During most of last week, Beirut's International Airport was closed by a technicians' strike. The runways were virtually deserted as staff pressured the Government for better working conditions. It was the third stoppage within a month. Benefits offered by the Government had been turned down.
On Friday (11 July) the Lebanese Government decided to use a military airport near Beirut for civil aviation after talks with the technicians broke down.
The new airport didn't have the same conveniences but the same passengers seemed content to wait knowing that they would soon be out of the war-torn capital.
On Sunday the strike was called off and this air base reverted back to its military function.
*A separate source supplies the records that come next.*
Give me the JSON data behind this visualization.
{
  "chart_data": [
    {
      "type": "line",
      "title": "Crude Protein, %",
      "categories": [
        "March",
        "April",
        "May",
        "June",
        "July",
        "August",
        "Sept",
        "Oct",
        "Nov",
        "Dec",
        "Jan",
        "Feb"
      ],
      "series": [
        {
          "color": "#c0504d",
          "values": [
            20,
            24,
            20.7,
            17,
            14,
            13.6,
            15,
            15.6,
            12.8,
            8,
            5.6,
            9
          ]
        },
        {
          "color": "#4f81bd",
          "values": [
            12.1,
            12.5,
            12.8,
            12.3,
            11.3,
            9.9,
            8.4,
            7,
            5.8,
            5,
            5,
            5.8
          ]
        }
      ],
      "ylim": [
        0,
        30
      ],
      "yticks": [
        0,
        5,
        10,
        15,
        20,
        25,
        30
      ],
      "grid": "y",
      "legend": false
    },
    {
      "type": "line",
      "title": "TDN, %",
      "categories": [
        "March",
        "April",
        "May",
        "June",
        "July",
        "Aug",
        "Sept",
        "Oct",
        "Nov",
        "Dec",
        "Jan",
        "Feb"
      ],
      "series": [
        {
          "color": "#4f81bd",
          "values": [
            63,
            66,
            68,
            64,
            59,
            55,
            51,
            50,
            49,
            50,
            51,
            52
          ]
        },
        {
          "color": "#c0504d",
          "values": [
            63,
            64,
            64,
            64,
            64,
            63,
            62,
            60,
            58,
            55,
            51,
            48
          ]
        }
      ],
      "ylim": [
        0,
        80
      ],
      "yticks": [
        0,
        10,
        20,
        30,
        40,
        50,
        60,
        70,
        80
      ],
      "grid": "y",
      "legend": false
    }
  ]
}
Despite the civil war and three years of factional fighting Lebanon's economy is still on its feet, but it relies increasingly on cash injections and aid from other Arab states. Saudi Arabia is one of the major contributors. This man, Mr. Abou Bakr Rafih, is the Saudi charge d'affaires. In this warehouse is stored his Government's latest gift to the Palestinians in Lebanon-a ten-million pound consignment of sugar and rice.